What can my child eat at school?

  • 04 October 2017
  • From the section Family & Education

A school in Bradford has banned “unhealthy” foods such as sausage rolls in pupils’ lunchboxes – a move which has divided opinion among parents.

So what can your child eat at school, whether in a packed lunch or for a school dinner?

Packed lunches

It’s pretty straightforward – there are no official rules as it’s down to individual schools in England, the Department for Education says, to decide what their policy is on food brought in from home.

So while some schools might take a strict line on inspecting lunchboxes and banning certain foods, others may take a more hands-off approach.

But when it comes to school meals, the rules are a lot stricter.

Carrot sticks not crisps

For parents making up packed lunches, the Children’s Food Trust recommends they include a piece of food from each of the following categories:

  • starchy foods like bread, pasta or potatoes
  • fruit and veg, so sticks of cucumber, celery or carrot, alongside a piece of fruit
  • meat, fish, eggs and beans – strips of chicken or bean dips, it suggests
  • dairy food such as cheese in a sandwich or a yoghurt or fromage frais
  • a drink – milk or water are the best choices for children’s teeth, the trust says, and if you want to pack fruit juice, stick to a 150ml portion

But foods and drinks high in saturated fat, sugar and/or salt, like crisps and chocolate biscuits, should be avoided, the trust says.

Where have all the chips gone?

While there are guidelines for packed lunches, there are rules for school dinners.

New regulations say that school dinners in England have to be healthy too, so that children have nutritious, balanced diets.

School caterers must provide:

  • high-quality meat, poultry or oily fish
  • fruit
  • vegetables
  • bread, other cereals and potatoes

They aren’t allowed to serve up more than two portions of deep-fried (yes, that’s aimed at chips!), battered or breaded food a week.

What are parents saying?

Head teacher Heather Lacey, who introduced the unhealthy food ban at Shirley Manor Primary Academy, says most parents supported the move.

But Steve Fryer, whose son’s sausage roll was confiscated, insists parents were “up in arms” over the new policy – and some people debating the story online tended to agree.

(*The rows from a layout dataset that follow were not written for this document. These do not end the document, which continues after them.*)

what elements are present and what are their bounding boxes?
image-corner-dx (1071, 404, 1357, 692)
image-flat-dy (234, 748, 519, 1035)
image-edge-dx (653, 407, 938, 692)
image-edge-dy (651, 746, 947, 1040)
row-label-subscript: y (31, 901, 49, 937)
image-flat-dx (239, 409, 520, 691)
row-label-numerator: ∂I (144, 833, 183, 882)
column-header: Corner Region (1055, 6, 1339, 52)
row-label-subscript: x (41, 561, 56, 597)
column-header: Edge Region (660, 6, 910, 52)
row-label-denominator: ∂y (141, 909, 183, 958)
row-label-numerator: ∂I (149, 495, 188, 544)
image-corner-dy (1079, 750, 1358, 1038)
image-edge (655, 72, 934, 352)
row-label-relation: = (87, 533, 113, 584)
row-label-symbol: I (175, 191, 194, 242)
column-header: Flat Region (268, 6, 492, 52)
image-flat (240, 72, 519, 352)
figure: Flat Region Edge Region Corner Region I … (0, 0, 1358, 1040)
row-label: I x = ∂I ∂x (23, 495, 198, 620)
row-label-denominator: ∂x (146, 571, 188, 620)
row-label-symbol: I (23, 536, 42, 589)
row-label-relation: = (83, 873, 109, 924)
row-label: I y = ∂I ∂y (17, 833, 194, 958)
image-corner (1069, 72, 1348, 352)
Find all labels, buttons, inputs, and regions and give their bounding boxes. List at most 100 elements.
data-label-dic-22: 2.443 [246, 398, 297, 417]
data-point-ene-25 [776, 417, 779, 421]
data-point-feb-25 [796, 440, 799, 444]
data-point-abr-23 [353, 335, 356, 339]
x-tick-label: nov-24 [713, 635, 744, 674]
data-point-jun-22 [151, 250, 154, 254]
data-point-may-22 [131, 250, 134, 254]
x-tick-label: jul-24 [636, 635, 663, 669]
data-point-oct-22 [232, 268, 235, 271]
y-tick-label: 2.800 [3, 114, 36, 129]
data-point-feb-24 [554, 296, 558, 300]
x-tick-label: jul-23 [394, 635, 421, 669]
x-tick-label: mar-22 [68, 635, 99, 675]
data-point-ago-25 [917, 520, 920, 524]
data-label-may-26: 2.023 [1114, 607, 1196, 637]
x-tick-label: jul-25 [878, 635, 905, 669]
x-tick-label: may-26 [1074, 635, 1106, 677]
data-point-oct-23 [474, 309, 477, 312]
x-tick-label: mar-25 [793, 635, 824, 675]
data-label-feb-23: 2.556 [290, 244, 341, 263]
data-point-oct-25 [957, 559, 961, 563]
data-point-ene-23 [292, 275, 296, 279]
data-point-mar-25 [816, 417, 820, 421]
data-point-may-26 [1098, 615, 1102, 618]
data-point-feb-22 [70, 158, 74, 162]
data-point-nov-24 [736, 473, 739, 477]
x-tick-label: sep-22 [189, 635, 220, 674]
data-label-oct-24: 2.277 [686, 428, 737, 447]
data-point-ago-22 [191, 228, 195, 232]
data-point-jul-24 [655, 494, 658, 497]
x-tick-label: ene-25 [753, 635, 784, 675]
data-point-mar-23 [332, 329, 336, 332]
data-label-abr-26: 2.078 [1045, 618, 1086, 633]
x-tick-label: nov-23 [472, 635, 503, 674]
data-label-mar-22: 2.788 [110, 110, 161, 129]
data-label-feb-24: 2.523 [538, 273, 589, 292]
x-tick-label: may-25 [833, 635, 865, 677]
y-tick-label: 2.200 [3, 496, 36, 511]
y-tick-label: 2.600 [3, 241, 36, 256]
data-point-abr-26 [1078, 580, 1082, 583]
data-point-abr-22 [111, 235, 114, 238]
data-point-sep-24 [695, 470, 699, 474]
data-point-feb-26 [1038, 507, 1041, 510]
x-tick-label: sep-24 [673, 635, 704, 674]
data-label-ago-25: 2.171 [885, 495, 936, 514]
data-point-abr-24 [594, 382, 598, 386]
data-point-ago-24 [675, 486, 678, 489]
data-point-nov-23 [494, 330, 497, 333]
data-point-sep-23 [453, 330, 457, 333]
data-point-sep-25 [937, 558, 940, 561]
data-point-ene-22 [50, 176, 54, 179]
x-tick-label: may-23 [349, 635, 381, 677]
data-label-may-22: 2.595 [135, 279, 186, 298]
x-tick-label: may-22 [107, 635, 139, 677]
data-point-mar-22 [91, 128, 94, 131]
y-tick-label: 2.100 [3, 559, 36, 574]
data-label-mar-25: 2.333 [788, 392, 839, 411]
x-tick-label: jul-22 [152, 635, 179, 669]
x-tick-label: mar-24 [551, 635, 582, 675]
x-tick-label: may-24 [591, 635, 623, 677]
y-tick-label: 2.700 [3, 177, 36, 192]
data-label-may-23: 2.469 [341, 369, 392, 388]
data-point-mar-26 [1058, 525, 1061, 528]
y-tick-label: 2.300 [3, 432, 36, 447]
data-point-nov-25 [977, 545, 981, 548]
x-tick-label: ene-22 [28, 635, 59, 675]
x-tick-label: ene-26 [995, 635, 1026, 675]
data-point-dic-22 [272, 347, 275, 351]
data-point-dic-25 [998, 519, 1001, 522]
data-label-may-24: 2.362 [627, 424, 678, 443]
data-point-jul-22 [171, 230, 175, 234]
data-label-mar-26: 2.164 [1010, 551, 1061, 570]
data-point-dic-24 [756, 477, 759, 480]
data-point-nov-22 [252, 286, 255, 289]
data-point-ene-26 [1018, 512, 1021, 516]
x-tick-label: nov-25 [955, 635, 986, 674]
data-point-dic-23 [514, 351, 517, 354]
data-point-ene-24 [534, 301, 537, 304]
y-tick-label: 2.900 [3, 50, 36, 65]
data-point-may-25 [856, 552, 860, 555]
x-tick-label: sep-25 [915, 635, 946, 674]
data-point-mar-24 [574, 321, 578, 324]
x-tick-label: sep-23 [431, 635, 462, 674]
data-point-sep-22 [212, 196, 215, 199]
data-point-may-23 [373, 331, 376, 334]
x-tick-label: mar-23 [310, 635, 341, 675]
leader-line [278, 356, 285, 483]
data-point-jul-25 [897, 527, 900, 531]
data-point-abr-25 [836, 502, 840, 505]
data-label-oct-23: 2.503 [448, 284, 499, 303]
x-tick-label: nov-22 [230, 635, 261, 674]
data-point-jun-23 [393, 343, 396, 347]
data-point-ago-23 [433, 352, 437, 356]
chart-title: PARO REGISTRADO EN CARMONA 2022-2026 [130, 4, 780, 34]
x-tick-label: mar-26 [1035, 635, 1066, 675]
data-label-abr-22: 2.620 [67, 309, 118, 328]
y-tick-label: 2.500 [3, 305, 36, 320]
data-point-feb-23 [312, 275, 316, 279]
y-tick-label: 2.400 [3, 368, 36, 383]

Milly Jo Winship deemed the policy “ridiculous”, writing on Facebook: “So many children are picky eaters”.

Isabel Howell said a ban “wouldn’t stop” her from packing a sausage roll in her daughter’s lunchbox.

“Sandwiches every day are boring, what’s wrong with swapping in a sausage roll or pork pie,” she wrote.

“My daughter sometimes asks for it as a change.”

But others sympathised with the school, saying that children need to learn to make healthy choices.

Alison Quemby said: “The occasional sausage roll with some carrot sticks and an apple; fine. But what if it’s a huge Greggs sausage roll and a packet of crisps every day?

“If the parents aren’t going to teach their children to make healthy choices regularly, then school has to,” she added.

Did you know?

Schools in England must provide drinking water – free of charge – at all times on school premises.

And they can’t sell drinks with added sugar, crisps, chocolate or sweets in vending machines.

Schools are obliged to give packed lunch pupils, free of charge, somewhere to eat their food and “these facilities should include accommodation, furniture and supervision”, the DfE says.

However, everyone is off the leash when…

The usual regulations can be tossed aside:

  • for parties or celebrations for special occasions,
  • at fund-raising events
  • and as rewards for achievement, good behaviour or effort

So that’s why no-one minds when your child’s “star of the week” and the teacher gives him or her a chocolate bar – just in case you were wondering.

What do you pack in your children’s lunch boxes?

  • Evgenia Teplechuk from Edinburgh said her son’s lunch box contained a sandwich made with brown or rye bread, with cheddar cheese, tomato/cucumber/lettuce and either chicken, ham or egg, water or a fruit smoothie, a piece of fruit or carrot sticks and sometimes a fruit stick for a treat. She said a lack of facilities to reheat food at school limited what she could make for her child.
  • “Today my child took an apple, small bag of cookies, small amount of crisps a mini cheese and a cheese sandwich with water,” said Mark Hood from Gateshead. He said he found it “concerning” when children who will only eat certain foods are forced to eat what’s given to them or go hungry.
  • Daniela Thake, in Cambridge, packed her seven-year-old’s lunch box with a brown bread and smoked salmon sandwich, a pear, natural yogurt pot ,a small pack of crisps and water bottle.